Habitat stamp no longer required to enter state wildlife areas
Sky-Hi Daily News
Grand County, Colorado
Users of state wildlife areas such as Hot Sulphur Springs or Radium no longer have to purchase Colorado Division of Wildlife (DOW) habitat stamps to enter the areas.
“The federal government looked at it and determined that the access charge was not appropriate,” said DOW spokesman Randy Hampton.
The wildlife areas are funded in part through federal excise taxes on hunting and fishing gear, so “we couldn’t technically charge an access fee,” he said.
New legislation ushering in the change has already taken effect.
Hunters and anglers still must purchase habitat stamps with the first two licenses they acquire each year. Those buying licenses pay $5 (a maximum of $10 per year) for the required stamp(s).

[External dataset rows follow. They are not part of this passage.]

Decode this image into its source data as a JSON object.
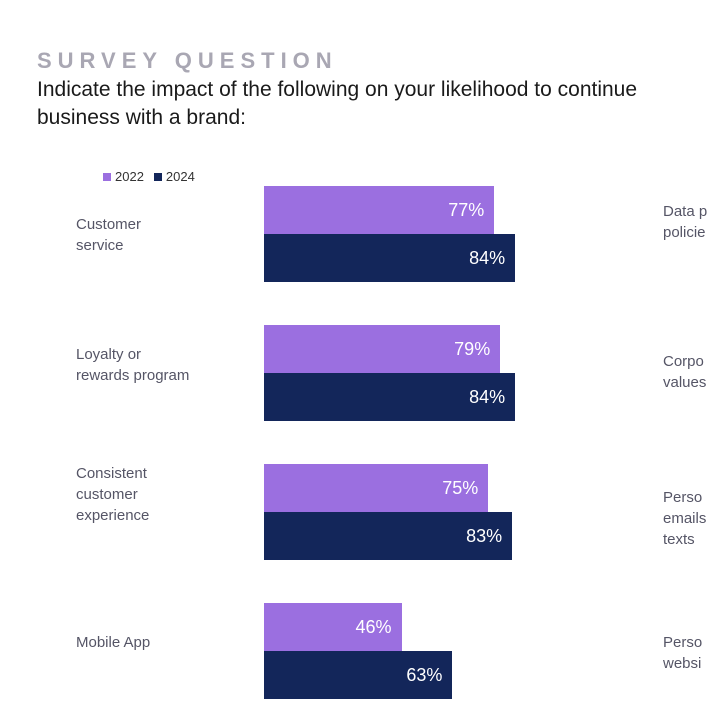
{
  "header": {
    "eyebrow": "SURVEY QUESTION",
    "question": "Indicate the impact of the following on your likelihood to continue\nbusiness with a brand:"
  },
  "colors": {
    "2022": "#9b6fe0",
    "2024": "#13265a"
  },
  "chart_data": {
    "type": "bar",
    "orientation": "horizontal",
    "categories": [
      "Customer\nservice",
      "Loyalty or\nrewards program",
      "Consistent\ncustomer\nexperience",
      "Mobile App"
    ],
    "series": [
      {
        "name": "2022",
        "values": [
          77,
          79,
          75,
          46
        ],
        "labels": [
          "77%",
          "79%",
          "75%",
          "46%"
        ]
      },
      {
        "name": "2024",
        "values": [
          84,
          84,
          83,
          63
        ],
        "labels": [
          "84%",
          "84%",
          "83%",
          "63%"
        ]
      }
    ],
    "xlim": [
      0,
      100
    ],
    "legend": "top-left",
    "grid": false
  },
  "right_column_partial": [
    "Data p\npolicie",
    "Corpo\nvalues",
    "Perso\nemails\ntexts",
    "Perso\nwebsi"
  ]
}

People who don’t hunt or fish can support wildlife by purchasing the annual habitat stamp for $10.25. A lifetime stamp is $200.25
The stand-alone annual habitat stamp ($10.25) includes the purchaser’s contribution to the Colorado search and rescue fund. The fund reimburses expenses incurred by local governments and teams during search and rescue missions. So, stamp holders who get lost won’t receive a bill for any search and rescue that may be necessary.
Proceeds from the stamps are used to protect wildlife habitat throughout Colorado.